Işık, ses, müzisyenler, dekor, kostümler... Öylesine abartısız, sade, doğal ve içtendiler ki... Ben oyun eleştirisi falan yazamam esasen.. Bu bir ilk olacak  eğer bu yazı, o başlık altında  algılanırsa(!).. Sadece sıradan bir seyirciyim ve izlediğim bir oyunun bende yukarıda ifade ettiğim duyguları hissettirmesi yaşama nedenlerimden biri...

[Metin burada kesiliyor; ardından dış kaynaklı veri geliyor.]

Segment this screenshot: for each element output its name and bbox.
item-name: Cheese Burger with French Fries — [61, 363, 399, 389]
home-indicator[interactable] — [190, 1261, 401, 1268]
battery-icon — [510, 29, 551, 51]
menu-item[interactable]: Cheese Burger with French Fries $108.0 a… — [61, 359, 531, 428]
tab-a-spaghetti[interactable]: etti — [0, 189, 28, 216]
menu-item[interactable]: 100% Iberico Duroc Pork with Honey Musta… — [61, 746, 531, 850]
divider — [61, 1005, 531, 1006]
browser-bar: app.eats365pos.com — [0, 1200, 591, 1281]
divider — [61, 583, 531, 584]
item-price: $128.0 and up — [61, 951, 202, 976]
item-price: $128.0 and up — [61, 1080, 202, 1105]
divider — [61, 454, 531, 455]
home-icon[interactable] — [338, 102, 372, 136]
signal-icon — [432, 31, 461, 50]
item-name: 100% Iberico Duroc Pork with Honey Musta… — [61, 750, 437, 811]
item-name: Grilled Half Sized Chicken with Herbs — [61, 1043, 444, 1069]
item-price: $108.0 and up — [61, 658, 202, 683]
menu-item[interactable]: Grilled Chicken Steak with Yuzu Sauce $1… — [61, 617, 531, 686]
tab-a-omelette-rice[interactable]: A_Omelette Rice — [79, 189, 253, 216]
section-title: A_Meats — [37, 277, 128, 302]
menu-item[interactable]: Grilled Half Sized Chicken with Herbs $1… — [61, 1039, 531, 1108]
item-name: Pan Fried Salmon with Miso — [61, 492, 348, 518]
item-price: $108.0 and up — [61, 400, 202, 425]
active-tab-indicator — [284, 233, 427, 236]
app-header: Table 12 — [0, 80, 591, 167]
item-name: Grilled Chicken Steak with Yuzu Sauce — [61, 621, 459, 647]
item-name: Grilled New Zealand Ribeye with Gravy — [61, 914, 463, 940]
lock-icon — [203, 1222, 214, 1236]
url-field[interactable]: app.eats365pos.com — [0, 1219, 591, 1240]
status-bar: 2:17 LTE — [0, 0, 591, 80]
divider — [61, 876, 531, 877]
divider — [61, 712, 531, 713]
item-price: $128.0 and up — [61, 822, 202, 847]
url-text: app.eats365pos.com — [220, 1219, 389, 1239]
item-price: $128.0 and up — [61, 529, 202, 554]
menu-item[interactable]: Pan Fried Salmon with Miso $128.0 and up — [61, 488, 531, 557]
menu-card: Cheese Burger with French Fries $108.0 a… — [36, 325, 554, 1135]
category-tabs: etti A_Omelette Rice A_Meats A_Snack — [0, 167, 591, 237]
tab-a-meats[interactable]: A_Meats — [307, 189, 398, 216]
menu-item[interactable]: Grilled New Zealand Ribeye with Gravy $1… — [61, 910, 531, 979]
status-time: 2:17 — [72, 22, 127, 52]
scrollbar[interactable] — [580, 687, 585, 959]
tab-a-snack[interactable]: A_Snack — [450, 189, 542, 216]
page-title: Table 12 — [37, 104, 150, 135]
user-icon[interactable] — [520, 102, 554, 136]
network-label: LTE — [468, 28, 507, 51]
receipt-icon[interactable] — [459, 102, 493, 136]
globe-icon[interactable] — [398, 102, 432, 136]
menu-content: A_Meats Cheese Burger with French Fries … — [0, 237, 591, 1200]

Işığa, dekora, tekniğe, sese, efekte boğulmuş onca oyun izledikten sonra; tiyatronun çok daha çıplak ve steril bir iletişim olması kanısı uyandı bende... Bu kanıyı karşılayabildiğim yerlerden en önemlisi de Engin Alkan oyunları...

Bu yüzden , hadi daha fazla çıldırmadan; bu adamı yollayalım memleketten! Ne ön sırada oturup dudak bükmemize gerek kalır, ne de onu görmezden gelmek için çevirdiğimiz boyunlarımızda kireçlenme! Malum yaşlar da ilerliyor ya hani, o bakımdan!

Uzun lafın kısası, Engin Alkan'ın "KÜSKÜN" Müzikali, anlayana ciddi bir arzuhal...Anlamayana New York Flarmoni az!!! 

EMEK SAHNESİ'ndeki "KÜSKÜN" Müzikali, insanın kendi içindeki küskünlükleriyle barışmasını sağlıyor! Emeği geçen herkese teşekkür ederim.. Kendi adıma tabi!!